Menu::operator int()
    {
        int choice = option(); 
        return choice;
    }

Answer 1

It seems that the object Menu1 is not a constant object. So to call the conversion operator to bool, one conversion to const is required, while to call the conversion operator to int, no conversion to const is required.

Declare both operators as constant member functions, and make them (or at least the conversion operator to int) explicit, as it is shown in the demonstrative program below:

#include <iostream>

struct A
{
    int x = 0;

    explicit operator int() const 
    { 
        std::cout << "operator int() const is called\n";
        return x; 
    }

    explicit operator bool() const 
    { 
        std::cout << "operator bool() const is called\n";
        return x != 0; 
    }
};

int main() 
{
    A a = { 10 };

    if ( a ) std::cout << a.x << '\n';

    return 0;
}

The program output is:

operator bool() const is called
10

Answer 2

What you are attempting is a contextual conversion, and in such cases your conversion operator needs to be well-formed. This specific scenario is detailed on cppreference.com under "Implicit conversions" in the section titled "Contextual conversions".

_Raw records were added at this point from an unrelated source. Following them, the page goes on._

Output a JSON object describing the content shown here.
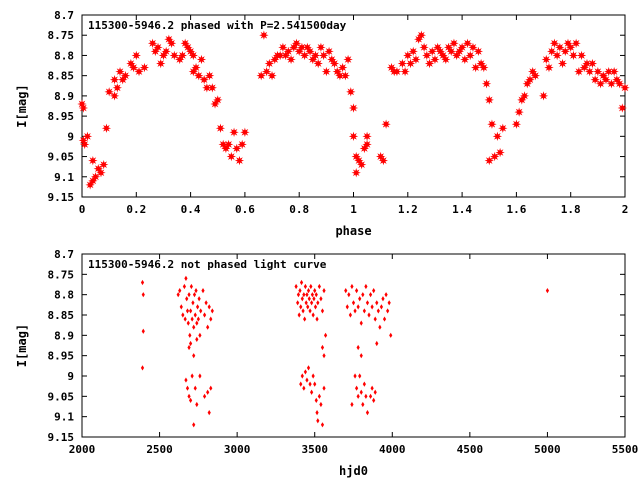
{
  "chart_data": [
    {
      "type": "scatter",
      "title": "115300-5946.2 phased with P=2.541500day",
      "xlabel": "phase",
      "ylabel": "I[mag]",
      "xlim": [
        0,
        2
      ],
      "ylim": [
        8.7,
        9.15
      ],
      "y_inverted": true,
      "marker": "star",
      "color": "#ff0000",
      "xticks": [
        "0",
        "0.2",
        "0.4",
        "0.6",
        "0.8",
        "1",
        "1.2",
        "1.4",
        "1.6",
        "1.8",
        "2"
      ],
      "yticks": [
        "8.7",
        "8.75",
        "8.8",
        "8.85",
        "8.9",
        "8.95",
        "9",
        "9.05",
        "9.1",
        "9.15"
      ],
      "points": [
        [
          0.0,
          8.92
        ],
        [
          0.005,
          8.93
        ],
        [
          0.005,
          9.01
        ],
        [
          0.01,
          9.02
        ],
        [
          0.02,
          9.0
        ],
        [
          0.03,
          9.12
        ],
        [
          0.04,
          9.06
        ],
        [
          0.04,
          9.11
        ],
        [
          0.05,
          9.1
        ],
        [
          0.06,
          9.08
        ],
        [
          0.07,
          9.09
        ],
        [
          0.08,
          9.07
        ],
        [
          0.09,
          8.98
        ],
        [
          0.1,
          8.89
        ],
        [
          0.12,
          8.9
        ],
        [
          0.12,
          8.86
        ],
        [
          0.13,
          8.88
        ],
        [
          0.14,
          8.84
        ],
        [
          0.15,
          8.86
        ],
        [
          0.16,
          8.85
        ],
        [
          0.18,
          8.82
        ],
        [
          0.19,
          8.83
        ],
        [
          0.2,
          8.8
        ],
        [
          0.21,
          8.84
        ],
        [
          0.23,
          8.83
        ],
        [
          0.26,
          8.77
        ],
        [
          0.27,
          8.79
        ],
        [
          0.28,
          8.78
        ],
        [
          0.29,
          8.82
        ],
        [
          0.3,
          8.8
        ],
        [
          0.31,
          8.79
        ],
        [
          0.32,
          8.76
        ],
        [
          0.33,
          8.77
        ],
        [
          0.34,
          8.8
        ],
        [
          0.36,
          8.81
        ],
        [
          0.37,
          8.8
        ],
        [
          0.38,
          8.77
        ],
        [
          0.39,
          8.78
        ],
        [
          0.4,
          8.79
        ],
        [
          0.41,
          8.8
        ],
        [
          0.41,
          8.84
        ],
        [
          0.42,
          8.83
        ],
        [
          0.43,
          8.85
        ],
        [
          0.44,
          8.81
        ],
        [
          0.45,
          8.86
        ],
        [
          0.46,
          8.88
        ],
        [
          0.47,
          8.85
        ],
        [
          0.48,
          8.88
        ],
        [
          0.49,
          8.92
        ],
        [
          0.5,
          8.91
        ],
        [
          0.51,
          8.98
        ],
        [
          0.52,
          9.02
        ],
        [
          0.53,
          9.03
        ],
        [
          0.54,
          9.02
        ],
        [
          0.55,
          9.05
        ],
        [
          0.56,
          8.99
        ],
        [
          0.57,
          9.03
        ],
        [
          0.58,
          9.06
        ],
        [
          0.59,
          9.02
        ],
        [
          0.6,
          8.99
        ],
        [
          0.66,
          8.85
        ],
        [
          0.67,
          8.75
        ],
        [
          0.68,
          8.84
        ],
        [
          0.69,
          8.82
        ],
        [
          0.7,
          8.85
        ],
        [
          0.71,
          8.81
        ],
        [
          0.72,
          8.8
        ],
        [
          0.73,
          8.8
        ],
        [
          0.74,
          8.78
        ],
        [
          0.75,
          8.8
        ],
        [
          0.76,
          8.79
        ],
        [
          0.77,
          8.81
        ],
        [
          0.78,
          8.78
        ],
        [
          0.79,
          8.77
        ],
        [
          0.8,
          8.79
        ],
        [
          0.81,
          8.78
        ],
        [
          0.82,
          8.8
        ],
        [
          0.83,
          8.78
        ],
        [
          0.84,
          8.79
        ],
        [
          0.85,
          8.81
        ],
        [
          0.86,
          8.8
        ],
        [
          0.87,
          8.82
        ],
        [
          0.88,
          8.78
        ],
        [
          0.89,
          8.8
        ],
        [
          0.9,
          8.84
        ],
        [
          0.91,
          8.79
        ],
        [
          0.92,
          8.81
        ],
        [
          0.93,
          8.82
        ],
        [
          0.94,
          8.84
        ],
        [
          0.95,
          8.85
        ],
        [
          0.96,
          8.83
        ],
        [
          0.97,
          8.85
        ],
        [
          0.98,
          8.81
        ],
        [
          0.99,
          8.89
        ],
        [
          1.0,
          8.93
        ],
        [
          1.0,
          9.0
        ],
        [
          1.01,
          9.05
        ],
        [
          1.01,
          9.09
        ],
        [
          1.02,
          9.06
        ],
        [
          1.03,
          9.07
        ],
        [
          1.04,
          9.03
        ],
        [
          1.05,
          9.02
        ],
        [
          1.05,
          9.0
        ],
        [
          1.1,
          9.05
        ],
        [
          1.11,
          9.06
        ],
        [
          1.12,
          8.97
        ],
        [
          1.14,
          8.83
        ],
        [
          1.15,
          8.84
        ],
        [
          1.16,
          8.84
        ],
        [
          1.18,
          8.82
        ],
        [
          1.19,
          8.84
        ],
        [
          1.2,
          8.8
        ],
        [
          1.21,
          8.82
        ],
        [
          1.22,
          8.79
        ],
        [
          1.23,
          8.81
        ],
        [
          1.24,
          8.76
        ],
        [
          1.25,
          8.75
        ],
        [
          1.26,
          8.78
        ],
        [
          1.27,
          8.8
        ],
        [
          1.28,
          8.82
        ],
        [
          1.29,
          8.79
        ],
        [
          1.3,
          8.81
        ],
        [
          1.31,
          8.78
        ],
        [
          1.32,
          8.79
        ],
        [
          1.33,
          8.8
        ],
        [
          1.34,
          8.81
        ],
        [
          1.35,
          8.78
        ],
        [
          1.36,
          8.79
        ],
        [
          1.37,
          8.77
        ],
        [
          1.38,
          8.8
        ],
        [
          1.39,
          8.79
        ],
        [
          1.4,
          8.78
        ],
        [
          1.41,
          8.81
        ],
        [
          1.42,
          8.77
        ],
        [
          1.43,
          8.8
        ],
        [
          1.44,
          8.78
        ],
        [
          1.45,
          8.83
        ],
        [
          1.46,
          8.79
        ],
        [
          1.47,
          8.82
        ],
        [
          1.48,
          8.83
        ],
        [
          1.49,
          8.87
        ],
        [
          1.5,
          8.91
        ],
        [
          1.5,
          9.06
        ],
        [
          1.51,
          8.97
        ],
        [
          1.52,
          9.05
        ],
        [
          1.53,
          9.0
        ],
        [
          1.54,
          9.04
        ],
        [
          1.55,
          8.98
        ],
        [
          1.6,
          8.97
        ],
        [
          1.61,
          8.94
        ],
        [
          1.62,
          8.91
        ],
        [
          1.63,
          8.9
        ],
        [
          1.64,
          8.87
        ],
        [
          1.65,
          8.86
        ],
        [
          1.66,
          8.84
        ],
        [
          1.67,
          8.85
        ],
        [
          1.7,
          8.9
        ],
        [
          1.71,
          8.81
        ],
        [
          1.72,
          8.83
        ],
        [
          1.73,
          8.79
        ],
        [
          1.74,
          8.77
        ],
        [
          1.75,
          8.8
        ],
        [
          1.76,
          8.78
        ],
        [
          1.77,
          8.82
        ],
        [
          1.78,
          8.79
        ],
        [
          1.79,
          8.77
        ],
        [
          1.8,
          8.78
        ],
        [
          1.81,
          8.8
        ],
        [
          1.82,
          8.77
        ],
        [
          1.83,
          8.84
        ],
        [
          1.84,
          8.8
        ],
        [
          1.85,
          8.83
        ],
        [
          1.86,
          8.82
        ],
        [
          1.87,
          8.84
        ],
        [
          1.88,
          8.82
        ],
        [
          1.89,
          8.86
        ],
        [
          1.9,
          8.84
        ],
        [
          1.91,
          8.87
        ],
        [
          1.92,
          8.85
        ],
        [
          1.93,
          8.86
        ],
        [
          1.94,
          8.84
        ],
        [
          1.95,
          8.87
        ],
        [
          1.96,
          8.84
        ],
        [
          1.97,
          8.86
        ],
        [
          1.98,
          8.87
        ],
        [
          1.99,
          8.93
        ],
        [
          2.0,
          8.88
        ]
      ]
    },
    {
      "type": "scatter",
      "title": "115300-5946.2 not phased light curve",
      "xlabel": "hjd0",
      "ylabel": "I[mag]",
      "xlim": [
        2000,
        5500
      ],
      "ylim": [
        8.7,
        9.15
      ],
      "y_inverted": true,
      "marker": "dot",
      "color": "#ff0000",
      "xticks": [
        "2000",
        "2500",
        "3000",
        "3500",
        "4000",
        "4500",
        "5000",
        "5500"
      ],
      "yticks": [
        "8.7",
        "8.75",
        "8.8",
        "8.85",
        "8.9",
        "8.95",
        "9",
        "9.05",
        "9.1",
        "9.15"
      ],
      "points": [
        [
          2390,
          8.77
        ],
        [
          2395,
          8.8
        ],
        [
          2395,
          8.89
        ],
        [
          2390,
          8.98
        ],
        [
          2620,
          8.8
        ],
        [
          2630,
          8.79
        ],
        [
          2640,
          8.83
        ],
        [
          2650,
          8.85
        ],
        [
          2660,
          8.78
        ],
        [
          2665,
          8.86
        ],
        [
          2670,
          8.76
        ],
        [
          2675,
          8.81
        ],
        [
          2680,
          8.84
        ],
        [
          2685,
          8.87
        ],
        [
          2690,
          8.8
        ],
        [
          2695,
          8.9
        ],
        [
          2700,
          8.84
        ],
        [
          2705,
          8.78
        ],
        [
          2710,
          8.86
        ],
        [
          2715,
          8.82
        ],
        [
          2720,
          8.88
        ],
        [
          2725,
          8.8
        ],
        [
          2730,
          8.85
        ],
        [
          2735,
          8.79
        ],
        [
          2740,
          8.87
        ],
        [
          2745,
          8.83
        ],
        [
          2750,
          8.86
        ],
        [
          2755,
          8.81
        ],
        [
          2760,
          8.9
        ],
        [
          2765,
          8.84
        ],
        [
          2780,
          8.79
        ],
        [
          2790,
          8.85
        ],
        [
          2800,
          8.82
        ],
        [
          2810,
          8.88
        ],
        [
          2820,
          8.83
        ],
        [
          2830,
          8.86
        ],
        [
          2840,
          8.84
        ],
        [
          2670,
          9.01
        ],
        [
          2680,
          9.03
        ],
        [
          2690,
          9.05
        ],
        [
          2700,
          9.06
        ],
        [
          2710,
          9.0
        ],
        [
          2720,
          9.12
        ],
        [
          2730,
          9.03
        ],
        [
          2740,
          9.07
        ],
        [
          2760,
          9.0
        ],
        [
          2790,
          9.05
        ],
        [
          2810,
          9.04
        ],
        [
          2820,
          9.09
        ],
        [
          2830,
          9.03
        ],
        [
          2690,
          8.93
        ],
        [
          2700,
          8.92
        ],
        [
          2720,
          8.95
        ],
        [
          2740,
          8.91
        ],
        [
          3380,
          8.78
        ],
        [
          3390,
          8.82
        ],
        [
          3395,
          8.8
        ],
        [
          3400,
          8.85
        ],
        [
          3405,
          8.79
        ],
        [
          3410,
          8.83
        ],
        [
          3415,
          8.77
        ],
        [
          3420,
          8.81
        ],
        [
          3425,
          8.84
        ],
        [
          3430,
          8.8
        ],
        [
          3435,
          8.86
        ],
        [
          3440,
          8.78
        ],
        [
          3445,
          8.82
        ],
        [
          3450,
          8.8
        ],
        [
          3455,
          8.83
        ],
        [
          3460,
          8.79
        ],
        [
          3465,
          8.81
        ],
        [
          3470,
          8.84
        ],
        [
          3475,
          8.78
        ],
        [
          3480,
          8.82
        ],
        [
          3485,
          8.8
        ],
        [
          3490,
          8.85
        ],
        [
          3495,
          8.81
        ],
        [
          3500,
          8.79
        ],
        [
          3505,
          8.83
        ],
        [
          3510,
          8.8
        ],
        [
          3515,
          8.86
        ],
        [
          3520,
          8.82
        ],
        [
          3530,
          8.78
        ],
        [
          3540,
          8.81
        ],
        [
          3550,
          8.84
        ],
        [
          3560,
          8.79
        ],
        [
          3410,
          9.02
        ],
        [
          3420,
          9.0
        ],
        [
          3430,
          9.03
        ],
        [
          3440,
          8.99
        ],
        [
          3450,
          9.01
        ],
        [
          3460,
          8.98
        ],
        [
          3470,
          9.02
        ],
        [
          3480,
          9.04
        ],
        [
          3490,
          9.0
        ],
        [
          3500,
          9.02
        ],
        [
          3510,
          9.06
        ],
        [
          3515,
          9.09
        ],
        [
          3520,
          9.11
        ],
        [
          3530,
          9.05
        ],
        [
          3540,
          9.07
        ],
        [
          3550,
          9.12
        ],
        [
          3560,
          9.03
        ],
        [
          3550,
          8.93
        ],
        [
          3560,
          8.95
        ],
        [
          3570,
          8.9
        ],
        [
          3700,
          8.79
        ],
        [
          3710,
          8.83
        ],
        [
          3720,
          8.8
        ],
        [
          3730,
          8.85
        ],
        [
          3740,
          8.78
        ],
        [
          3750,
          8.82
        ],
        [
          3760,
          8.84
        ],
        [
          3770,
          8.79
        ],
        [
          3780,
          8.83
        ],
        [
          3790,
          8.81
        ],
        [
          3800,
          8.87
        ],
        [
          3810,
          8.8
        ],
        [
          3820,
          8.84
        ],
        [
          3830,
          8.78
        ],
        [
          3840,
          8.82
        ],
        [
          3850,
          8.85
        ],
        [
          3860,
          8.8
        ],
        [
          3870,
          8.83
        ],
        [
          3880,
          8.79
        ],
        [
          3890,
          8.86
        ],
        [
          3900,
          8.82
        ],
        [
          3910,
          8.84
        ],
        [
          3920,
          8.88
        ],
        [
          3930,
          8.83
        ],
        [
          3940,
          8.81
        ],
        [
          3950,
          8.86
        ],
        [
          3960,
          8.8
        ],
        [
          3970,
          8.84
        ],
        [
          3980,
          8.82
        ],
        [
          3990,
          8.9
        ],
        [
          3760,
          9.0
        ],
        [
          3770,
          9.03
        ],
        [
          3780,
          9.05
        ],
        [
          3790,
          9.0
        ],
        [
          3800,
          9.04
        ],
        [
          3810,
          9.07
        ],
        [
          3820,
          9.02
        ],
        [
          3830,
          9.05
        ],
        [
          3840,
          9.09
        ],
        [
          3860,
          9.05
        ],
        [
          3870,
          9.03
        ],
        [
          3880,
          9.06
        ],
        [
          3890,
          9.04
        ],
        [
          3740,
          9.07
        ],
        [
          3780,
          8.93
        ],
        [
          3800,
          8.95
        ],
        [
          3900,
          8.92
        ],
        [
          5000,
          8.79
        ]
      ]
    }
  ]
}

In fact, for the scenario mentioned above, all you need to do is to make your conversion operators const.

The below worked for me:

class Menu
{
    int choice;
    int mtitle;

public:
    Menu(int a, int b):choice(a), mtitle(b){}

    operator bool() const {
        cout << "Calling op bool\n";
        bool empty = false;
        if (mtitle == 1) {
            empty = true;
        }

        return empty;
    }

    operator int() const
    {
        cout << "Calling op int"<<"\n";
        int choice = 2;
        return choice;
    }    
};

int main()
{    
    Menu mymenu(12, 3);

    if (mymenu)
        cout << "valid\n";
}

Alternately, if you don't want to make any changes to your code, then in your main() you can call the operator explicitly, like this:

if (mymenu.operator bool())
  cout << "Op Bool is called";